The initial LMArena buzz in August 2025 was the most extreme reaction any image model had received on that platform up to that point. Five million votes in two weeks, a tenfold traffic increase, and 3 million monthly active users for an arena that had been a niche research tool meant that the broader AI community noticed the model before Google had even confirmed its existence. By the time the reveal happened, the brand was already locked in.
The reveal-day coverage was generally positive. TechCrunch focused on the character consistency angle and the obvious framing as a direct counterpunch to GPT Image 1. Coverage in the developer press emphasized the price, which at $0.039 per image was meaningfully lower than competitors and made high-volume use cases viable.
Reception of Nano Banana Pro was more mixed. The headline capabilities were impressive: 4K output, multilingual long-text rendering, 14-image composition, and reasoning-grounded generation. The Verge ran a piece titled "Google's Nano Banana Pro generates excellent conspiracy fuel" that pointed at the obvious risk of a model that can produce convincing fake infographics, fake news layouts, and fake document scans. Critics worried that the combination of legible text inside images plus Search-grounded reasoning created a tool well-suited for misinformation, regardless of the SynthID watermarking.
Other reviewers noted that the upgrade in quality was real and visible.
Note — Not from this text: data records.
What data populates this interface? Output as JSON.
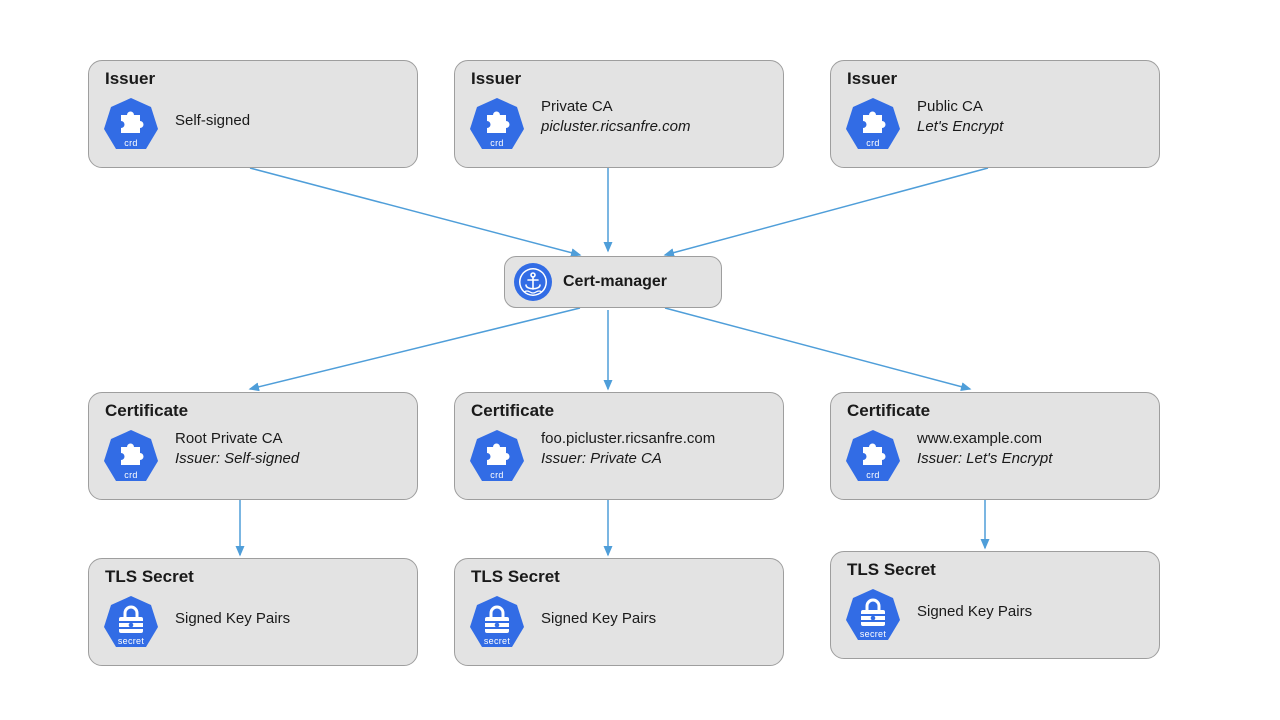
{
  "colors": {
    "box_fill": "#e3e3e3",
    "box_border": "#9e9e9e",
    "arrow": "#4f9ed9",
    "k8s_blue": "#326ce5"
  },
  "center": {
    "label": "Cert-manager"
  },
  "issuers": [
    {
      "title": "Issuer",
      "line1": "Self-signed",
      "line2": "",
      "icon": "crd"
    },
    {
      "title": "Issuer",
      "line1": "Private CA",
      "line2": "picluster.ricsanfre.com",
      "icon": "crd"
    },
    {
      "title": "Issuer",
      "line1": "Public CA",
      "line2": "Let's Encrypt",
      "icon": "crd"
    }
  ],
  "certs": [
    {
      "title": "Certificate",
      "line1": "Root Private CA",
      "line2": "Issuer: Self-signed",
      "icon": "crd"
    },
    {
      "title": "Certificate",
      "line1": "foo.picluster.ricsanfre.com",
      "line2": "Issuer: Private CA",
      "icon": "crd"
    },
    {
      "title": "Certificate",
      "line1": "www.example.com",
      "line2": "Issuer: Let's Encrypt",
      "icon": "crd"
    }
  ],
  "secrets": [
    {
      "title": "TLS Secret",
      "line1": "Signed Key Pairs",
      "icon": "secret"
    },
    {
      "title": "TLS Secret",
      "line1": "Signed Key Pairs",
      "icon": "secret"
    },
    {
      "title": "TLS Secret",
      "line1": "Signed Key Pairs",
      "icon": "secret"
    }
  ],
  "icon_labels": {
    "crd": "crd",
    "secret": "secret"
  }
}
PCWorld, eesel AI, and Cybernews all ran comparative tests against the original Nano Banana, GPT Image 1, and FLUX.2, and generally found that Nano Banana Pro produced the cleanest results for text-heavy generation tasks and for edits that required preserving multiple subjects.
Within the broader Google ecosystem, the integration was the more important story. Nano Banana Pro shipped simultaneously across the Gemini app, NotebookLM, Workspace (Slides and Vids), Search AI Mode, Mixboard, Flow, Google Ads, and the developer surfaces (Gemini API, Vertex AI, AI Studio, Antigravity, Firebase, Stitch). That depth of distribution meant the model reached millions of users within days rather than waiting for individual product teams to wire it in over months. Adobe also announced an integration with Firefly and Photoshop on November 20, 2025, which gave Nano Banana Pro a direct path into professional creative workflows outside of Google's own surfaces.
The original Nano Banana stayed available alongside the Pro version for cheap and fast edits. That dual-track approach mirrors how Google handles its Gemini text models, where Flash and Pro variants coexist with different cost and capability trade-offs. For most consumer cases, the original Nano Banana is the daily driver; Pro is reserved for higher-stakes work that needs the resolution, the text, or the reasoning.